Andy Rihs (2 November 1942 in Stuttgart – 18 April 2018 in Zürich) was a Swiss businessperson primarily in Medtech and Sports.

==Biography==
Andy Rihs' father Ernst had acquired the Zurich-based AG für Elektroakustik (founded: 1947) in 1965. Only one year later, after the father's death, Andy took over together with a family friend Beda Diethelm. Andy Rihs' brother Hans-Ueli joined a few years later. The trio developed the company over the course of decades into the world's largest hearing aid company with 17,000 employees worldwide and an annual turnover of CHF 2.4 billion. The hearing aid company was renamed Phonak and in the new century, Sonova. In 1987, headquarters moved from Zurich to Stäfa.

A fond cycling enthusiast, Rihs had a big impact on the sport. Rihs was a hobby rider himself who climbed the big Tour de France mountain passes on his bike. He took over the BMC bicycle company in 2000 and created a carbon production facility in Grenchen where race bikes were produced which won virtually all important races of the UCI Pro Tour plus the Tour de France. The ambition was to make BMC bicycles the Porsche of race bikes.
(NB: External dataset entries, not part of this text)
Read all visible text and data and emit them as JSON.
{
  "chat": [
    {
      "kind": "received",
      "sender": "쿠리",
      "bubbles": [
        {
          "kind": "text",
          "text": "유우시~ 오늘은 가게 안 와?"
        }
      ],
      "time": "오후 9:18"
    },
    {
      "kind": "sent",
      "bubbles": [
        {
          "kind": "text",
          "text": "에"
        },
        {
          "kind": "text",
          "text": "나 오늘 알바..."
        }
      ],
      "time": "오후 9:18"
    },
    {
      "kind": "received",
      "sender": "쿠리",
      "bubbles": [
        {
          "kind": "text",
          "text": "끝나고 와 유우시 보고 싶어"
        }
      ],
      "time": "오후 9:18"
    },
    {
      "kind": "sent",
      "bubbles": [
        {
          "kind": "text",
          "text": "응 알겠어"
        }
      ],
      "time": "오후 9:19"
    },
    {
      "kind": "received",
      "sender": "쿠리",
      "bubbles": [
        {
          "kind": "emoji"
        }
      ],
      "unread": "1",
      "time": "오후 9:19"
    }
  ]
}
Rihs also built an 8,000-square-metre velodrome in Grenchen for Swiss Olympic athletes. and helped various bike races and the Swiss Cycling federation to survive in difficult times. In 2000, Rihs also created the Team Phonak and backed it until 2006 when cyclist Floyd Landis was stripped of his Tour de France title. From 2007, Rihs created the new team BMC Racing sponsored this time by his bicycle company. The team existed until his death in 2018 when it was subsequently renamed CCC Pro Team. In 2011, BMC Racing won the Tour de France with cyclist Cadel Evans.
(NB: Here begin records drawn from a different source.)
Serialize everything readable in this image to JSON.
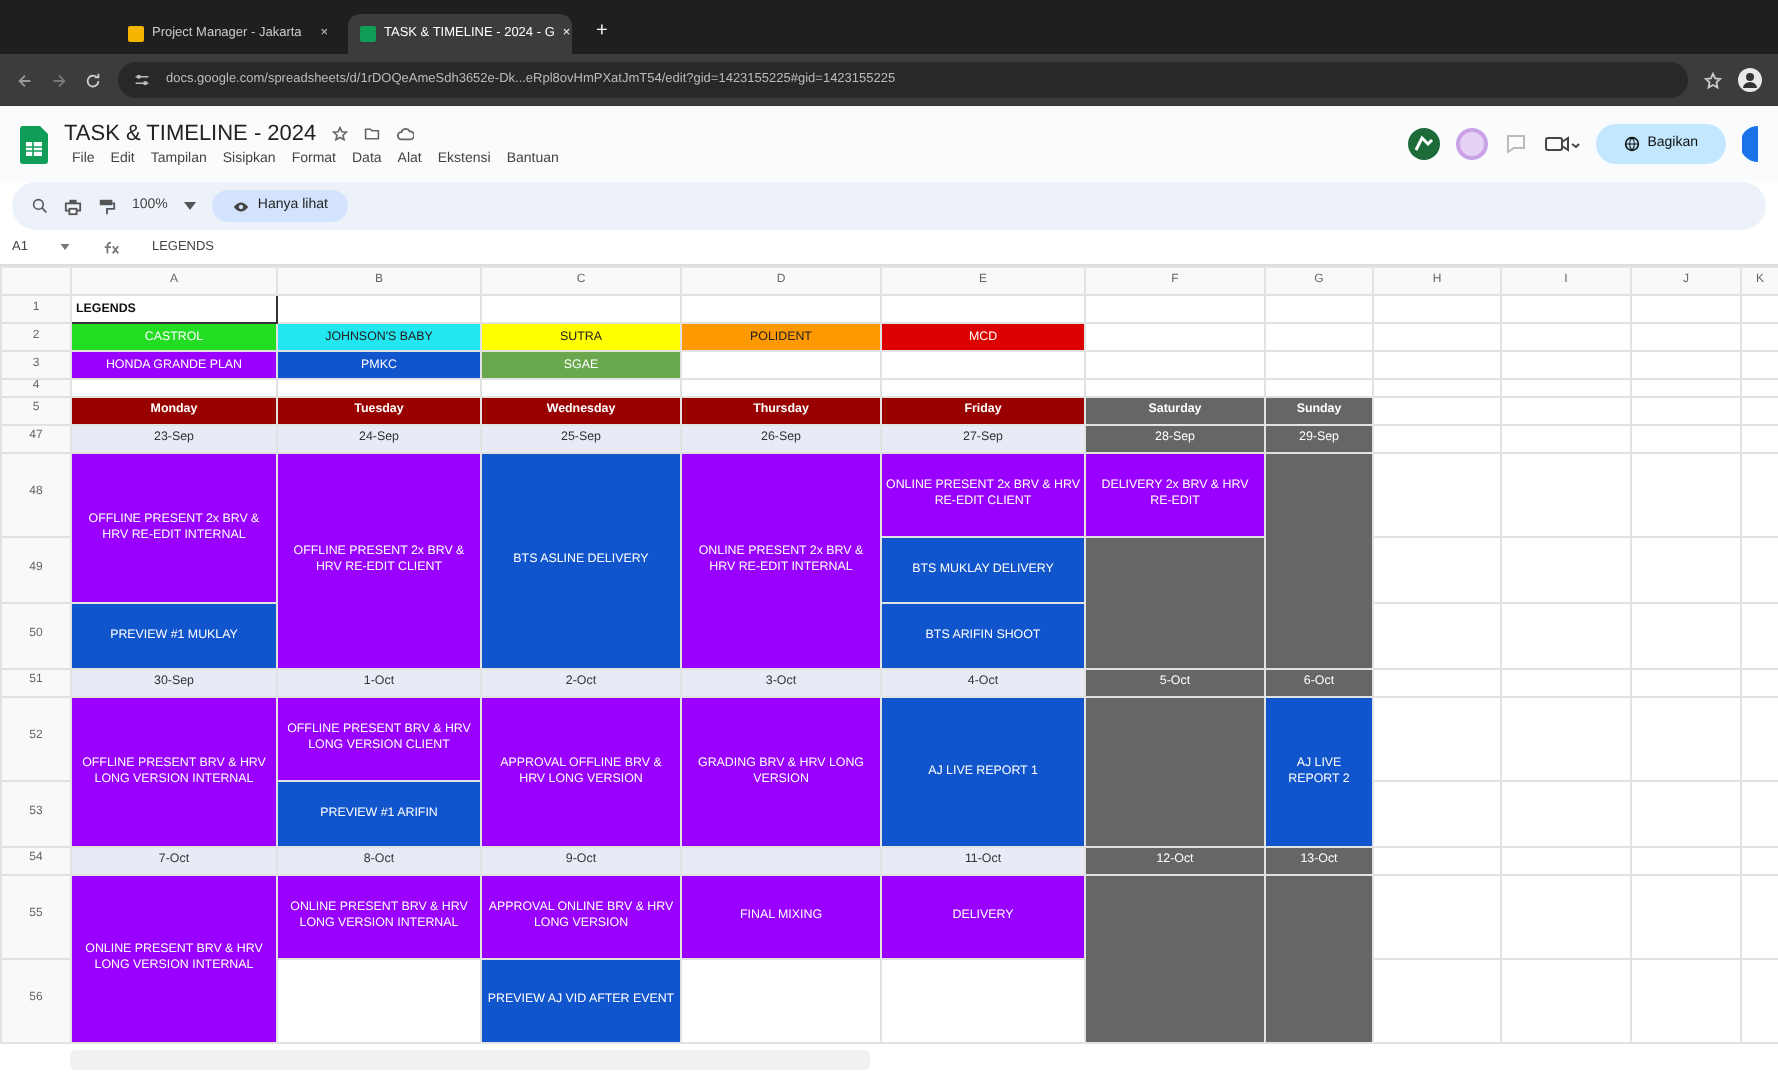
{
  "browser": {
    "tabs": [
      {
        "title": "Project Manager - Jakarta",
        "close": "×",
        "selected": false
      },
      {
        "title": "TASK & TIMELINE - 2024 - G",
        "close": "×",
        "selected": true
      }
    ],
    "new_tab": "+",
    "url": "docs.google.com/spreadsheets/d/1rDOQeAmeSdh3652e-Dk...eRpl8ovHmPXatJmT54/edit?gid=1423155225#gid=1423155225"
  },
  "document": {
    "title": "TASK & TIMELINE - 2024",
    "menu": [
      "File",
      "Edit",
      "Tampilan",
      "Sisipkan",
      "Format",
      "Data",
      "Alat",
      "Ekstensi",
      "Bantuan"
    ],
    "share": "Bagikan"
  },
  "toolbar": {
    "zoom": "100%",
    "view_mode": "Hanya lihat"
  },
  "formula_bar": {
    "cell": "A1",
    "content": "LEGENDS"
  },
  "column_headers": [
    "A",
    "B",
    "C",
    "D",
    "E",
    "F",
    "G",
    "H",
    "I",
    "J",
    "K"
  ],
  "rows": [
    {
      "number": "1",
      "cells": [
        {
          "kind": "label",
          "text": "LEGENDS"
        }
      ]
    },
    {
      "number": "2",
      "cells": [
        {
          "kind": "legend",
          "text": "CASTROL",
          "color": "#22dd22"
        },
        {
          "kind": "legend",
          "text": "JOHNSON'S BABY",
          "color": "#22e6f0"
        },
        {
          "kind": "legend",
          "text": "SUTRA",
          "color": "#ffff00"
        },
        {
          "kind": "legend",
          "text": "POLIDENT",
          "color": "#ff9900"
        },
        {
          "kind": "legend",
          "text": "MCD",
          "color": "#dd0000"
        }
      ]
    },
    {
      "number": "3",
      "cells": [
        {
          "kind": "legend",
          "text": "HONDA GRANDE PLAN",
          "color": "#9900ff"
        },
        {
          "kind": "legend",
          "text": "PMKC",
          "color": "#1155cc"
        },
        {
          "kind": "legend",
          "text": "SGAE",
          "color": "#6aa84f"
        }
      ]
    },
    {
      "number": "4",
      "cells": []
    },
    {
      "number": "5",
      "cells": [
        {
          "kind": "day",
          "text": "Monday",
          "color": "#990000"
        },
        {
          "kind": "day",
          "text": "Tuesday",
          "color": "#990000"
        },
        {
          "kind": "day",
          "text": "Wednesday",
          "color": "#990000"
        },
        {
          "kind": "day",
          "text": "Thursday",
          "color": "#990000"
        },
        {
          "kind": "day",
          "text": "Friday",
          "color": "#990000"
        },
        {
          "kind": "day",
          "text": "Saturday",
          "color": "#666666"
        },
        {
          "kind": "day",
          "text": "Sunday",
          "color": "#666666"
        }
      ]
    },
    {
      "number": "47",
      "cells": [
        {
          "kind": "date",
          "text": "23-Sep"
        },
        {
          "kind": "date",
          "text": "24-Sep"
        },
        {
          "kind": "date",
          "text": "25-Sep"
        },
        {
          "kind": "date",
          "text": "26-Sep"
        },
        {
          "kind": "date",
          "text": "27-Sep"
        },
        {
          "kind": "date",
          "text": "28-Sep",
          "color": "#666666"
        },
        {
          "kind": "date",
          "text": "29-Sep",
          "color": "#666666"
        }
      ]
    },
    {
      "number": "48",
      "cells": [
        {
          "kind": "task",
          "text": "OFFLINE PRESENT 2x BRV & HRV RE-EDIT INTERNAL",
          "color": "#9900ff"
        },
        {
          "kind": "task",
          "text": "OFFLINE PRESENT 2x BRV & HRV RE-EDIT CLIENT",
          "color": "#9900ff"
        },
        {
          "kind": "task",
          "text": "BTS ASLINE DELIVERY",
          "color": "#1155cc"
        },
        {
          "kind": "task",
          "text": "ONLINE PRESENT 2x BRV & HRV RE-EDIT INTERNAL",
          "color": "#9900ff"
        },
        {
          "kind": "task",
          "text": "ONLINE PRESENT 2x BRV & HRV RE-EDIT CLIENT",
          "color": "#9900ff"
        },
        {
          "kind": "task",
          "text": "DELIVERY 2x BRV & HRV RE-EDIT",
          "color": "#9900ff"
        },
        {
          "kind": "task",
          "color": "#666666"
        }
      ]
    },
    {
      "number": "49",
      "cells": [
        {
          "kind": "task",
          "text": "BTS MUKLAY DELIVERY",
          "color": "#1155cc"
        },
        {
          "kind": "task",
          "color": "#666666"
        }
      ]
    },
    {
      "number": "50",
      "cells": [
        {
          "kind": "task",
          "text": "PREVIEW #1 MUKLAY",
          "color": "#1155cc"
        },
        {
          "kind": "task",
          "text": "BTS ARIFIN SHOOT",
          "color": "#1155cc"
        }
      ]
    },
    {
      "number": "51",
      "cells": [
        {
          "kind": "date",
          "text": "30-Sep"
        },
        {
          "kind": "date",
          "text": "1-Oct"
        },
        {
          "kind": "date",
          "text": "2-Oct"
        },
        {
          "kind": "date",
          "text": "3-Oct"
        },
        {
          "kind": "date",
          "text": "4-Oct"
        },
        {
          "kind": "date",
          "text": "5-Oct",
          "color": "#666666"
        },
        {
          "kind": "date",
          "text": "6-Oct",
          "color": "#666666"
        }
      ]
    },
    {
      "number": "52",
      "cells": [
        {
          "kind": "task",
          "text": "OFFLINE PRESENT BRV & HRV LONG VERSION INTERNAL",
          "color": "#9900ff"
        },
        {
          "kind": "task",
          "text": "OFFLINE PRESENT BRV & HRV LONG VERSION CLIENT",
          "color": "#9900ff"
        },
        {
          "kind": "task",
          "text": "APPROVAL OFFLINE BRV & HRV LONG VERSION",
          "color": "#9900ff"
        },
        {
          "kind": "task",
          "text": "GRADING BRV & HRV LONG VERSION",
          "color": "#9900ff"
        },
        {
          "kind": "task",
          "text": "AJ LIVE REPORT 1",
          "color": "#1155cc"
        },
        {
          "kind": "task",
          "color": "#666666"
        },
        {
          "kind": "task",
          "text": "AJ LIVE REPORT 2",
          "color": "#1155cc"
        }
      ]
    },
    {
      "number": "53",
      "cells": [
        {
          "kind": "task",
          "text": "PREVIEW #1 ARIFIN",
          "color": "#1155cc"
        }
      ]
    },
    {
      "number": "54",
      "cells": [
        {
          "kind": "date",
          "text": "7-Oct"
        },
        {
          "kind": "date",
          "text": "8-Oct"
        },
        {
          "kind": "date",
          "text": "9-Oct"
        },
        {
          "kind": "date"
        },
        {
          "kind": "date",
          "text": "11-Oct"
        },
        {
          "kind": "date",
          "text": "12-Oct",
          "color": "#666666"
        },
        {
          "kind": "date",
          "text": "13-Oct",
          "color": "#666666"
        }
      ]
    },
    {
      "number": "55",
      "cells": [
        {
          "kind": "task",
          "text": "ONLINE PRESENT BRV & HRV LONG VERSION INTERNAL",
          "color": "#9900ff"
        },
        {
          "kind": "task",
          "text": "ONLINE PRESENT BRV & HRV LONG VERSION INTERNAL",
          "color": "#9900ff"
        },
        {
          "kind": "task",
          "text": "APPROVAL ONLINE BRV & HRV LONG VERSION",
          "color": "#9900ff"
        },
        {
          "kind": "task",
          "text": "FINAL MIXING",
          "color": "#9900ff"
        },
        {
          "kind": "task",
          "text": "DELIVERY",
          "color": "#9900ff"
        },
        {
          "kind": "task",
          "color": "#666666"
        },
        {
          "kind": "task",
          "color": "#666666"
        }
      ]
    },
    {
      "number": "56",
      "cells": [
        {
          "kind": "blank"
        },
        {
          "kind": "task",
          "text": "PREVIEW AJ VID AFTER EVENT",
          "color": "#1155cc"
        }
      ]
    }
  ]
}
Rihs also started to get involved in football. In 2004, he became co-owner of the Stadion Wankdorf (site of the FIFA World Cup Final 1954) and the BSC Young Boys football club in the Swiss federal city Bern. He narrowly didn't live to see Young Boys winning their first Swiss championship since 32 years in a game at Wankdorf against FC Luzern on 28 April 2018, only 10 days after Rihs' passing. The title was therefore also dedicated to Andy. In 2022, brother Hans-Ueli Rihs took on full ownership of the club and stadium by buying out Andy's family.

Rihs had also financed various start-up companies and owned La Coquillade, a winery with a luxury hotel in the south of France east of Avignon.